When Jesus is asked what the most important commandment is in Mark's gospel, here is how he responds in Chapter 12:
'The most important one', answered Jesus, 'is this: "Hear O Israel: The Lord our God, the Lord is one. Love the Lord your God with all your heart and with all your soul and with all your mind and with all your strength."'
Jesus has taken the most famous commandment in the book of Deuteronomy (chapter 6) but he's actually added something: Love the Lord with all your mind.
To love God with all our minds is to be:
- engaged with what He thinks about the world.
- grappling with what He thinks about art.
- taking seriously His views on how we live life at art college
- and standing up as someone who follows their convictions.
These are deeply challenging words aren't they? In view of God's mercy, in view of the glorious gospel, the extravagant love that has been showered on us through Christ, we are called 'not to conform to the pattern of this world, but be transformed by the renewing of our minds.'
What's the pattern of the world of art college? What do you notice about the way people live, and think about the world? The only way that you will live, and want to live, any differently is by renewing your mind and bathing in the sunshine of the gospel.
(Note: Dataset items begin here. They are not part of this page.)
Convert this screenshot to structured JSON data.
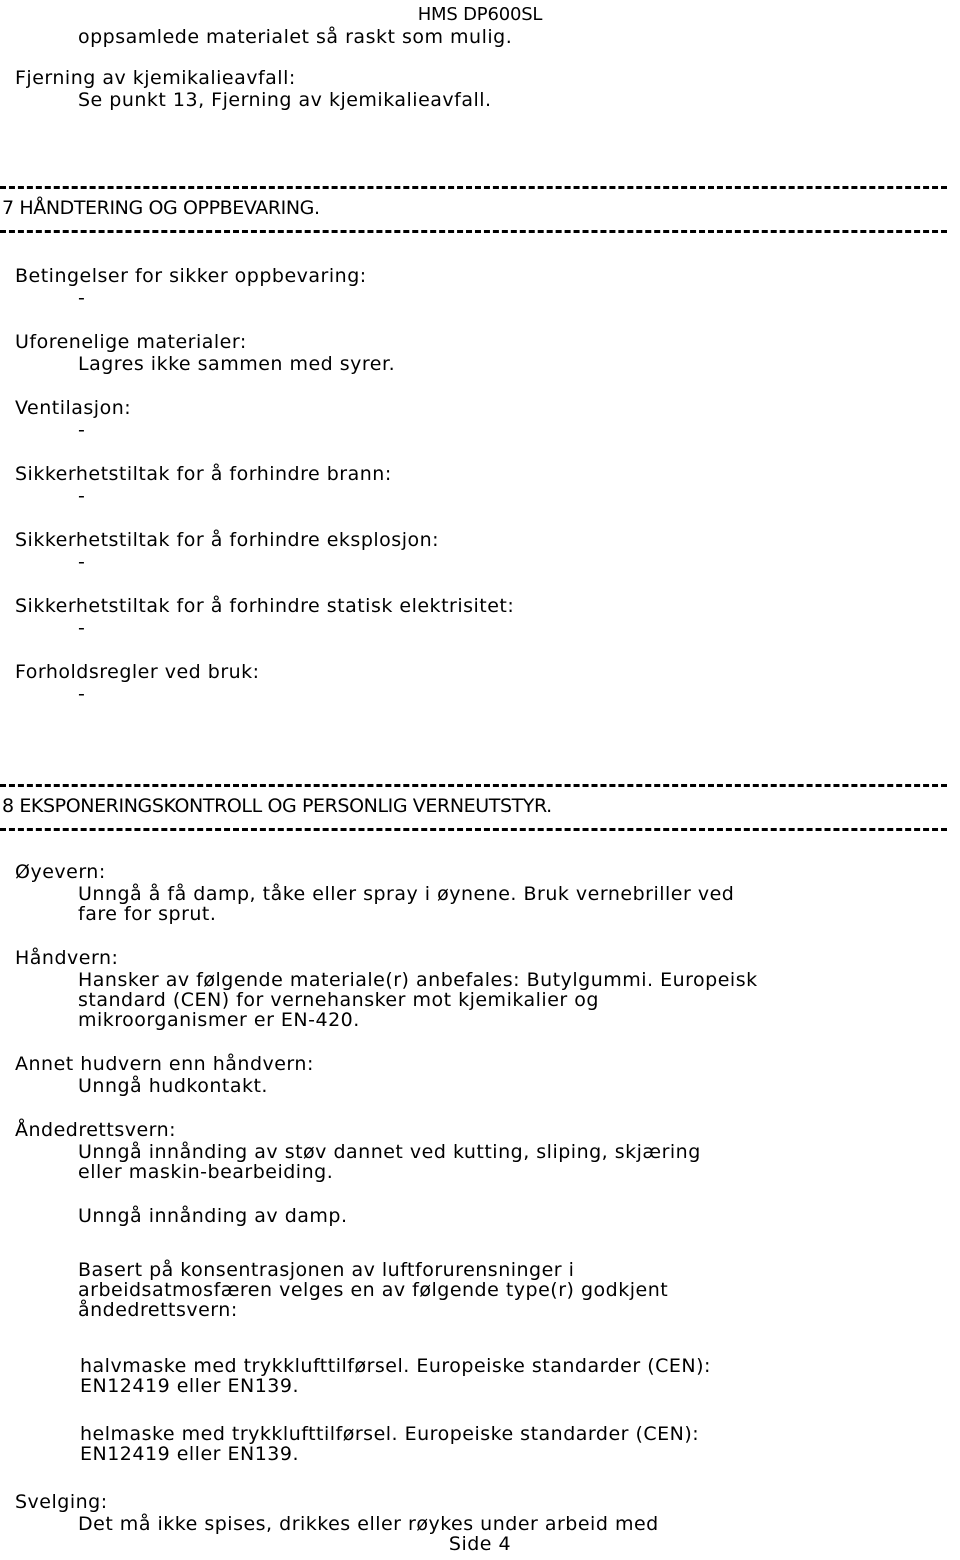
{
  "document": {
    "header_title": "HMS DP600SL",
    "footer_page": "Side 4",
    "placeholder_dash": "-"
  },
  "top_continuation": {
    "line1": "oppsamlede materialet så raskt som mulig.",
    "heading": "Fjerning av kjemikalieavfall:",
    "body": "Se punkt 13, Fjerning av kjemikalieavfall."
  },
  "section7": {
    "title": "7 HÅNDTERING OG OPPBEVARING.",
    "blocks": [
      {
        "heading": "Betingelser for sikker oppbevaring:",
        "body": "-"
      },
      {
        "heading": "Uforenelige materialer:",
        "body": "Lagres ikke sammen med syrer."
      },
      {
        "heading": "Ventilasjon:",
        "body": "-"
      },
      {
        "heading": "Sikkerhetstiltak for å forhindre brann:",
        "body": "-"
      },
      {
        "heading": "Sikkerhetstiltak for å forhindre eksplosjon:",
        "body": "-"
      },
      {
        "heading": "Sikkerhetstiltak for å forhindre statisk elektrisitet:",
        "body": "-"
      },
      {
        "heading": "Forholdsregler ved bruk:",
        "body": "-"
      }
    ]
  },
  "section8": {
    "title": "8 EKSPONERINGSKONTROLL OG PERSONLIG VERNEUTSTYR.",
    "eye": {
      "heading": "Øyevern:",
      "body_line1": "Unngå å få damp, tåke eller spray i øynene. Bruk vernebriller ved",
      "body_line2": "fare for sprut."
    },
    "hand": {
      "heading": "Håndvern:",
      "body_line1": "Hansker av følgende materiale(r) anbefales: Butylgummi. Europeisk",
      "body_line2": "standard (CEN) for vernehansker mot kjemikalier og",
      "body_line3": "mikroorganismer er EN-420."
    },
    "skin": {
      "heading": "Annet hudvern enn håndvern:",
      "body": "Unngå hudkontakt."
    },
    "respiratory": {
      "heading": "Åndedrettsvern:",
      "body_line1": "Unngå innånding av støv dannet ved kutting, sliping, skjæring",
      "body_line2": "eller maskin-bearbeiding.",
      "body_line3": "Unngå innånding av damp.",
      "body_line4": "Basert på konsentrasjonen av luftforurensninger i",
      "body_line5": "arbeidsatmosfæren velges en av følgende type(r) godkjent",
      "body_line6": "åndedrettsvern:",
      "option1_line1": "halvmaske med trykklufttilførsel. Europeiske standarder (CEN):",
      "option1_line2": "EN12419 eller EN139.",
      "option2_line1": "helmaske med trykklufttilførsel. Europeiske standarder (CEN):",
      "option2_line2": "EN12419 eller EN139."
    },
    "ingestion": {
      "heading": "Svelging:",
      "body": "Det må ikke spises, drikkes eller røykes under arbeid med"
    }
  }
}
As we spend time with the Lord, as we dwell on the riches of the gospel and his many mercies to us each and every day, we will be loving the Lord with our minds. It's not a pie in the sky kind of faith we have. It's a deeply intentional desire to be renewing our minds with truth, with love, with Christ.
And the overflow of loving the Lord with our minds will be a deep desire to integrate every part of our lives with our faith - to be loving him in the way that we make art work, to be seeking to honour him in the way that we don't gossip in the studio, and to be sharing the hope that we have with others as we engage in conversation.
So as you go into college today, be a thinking Christian.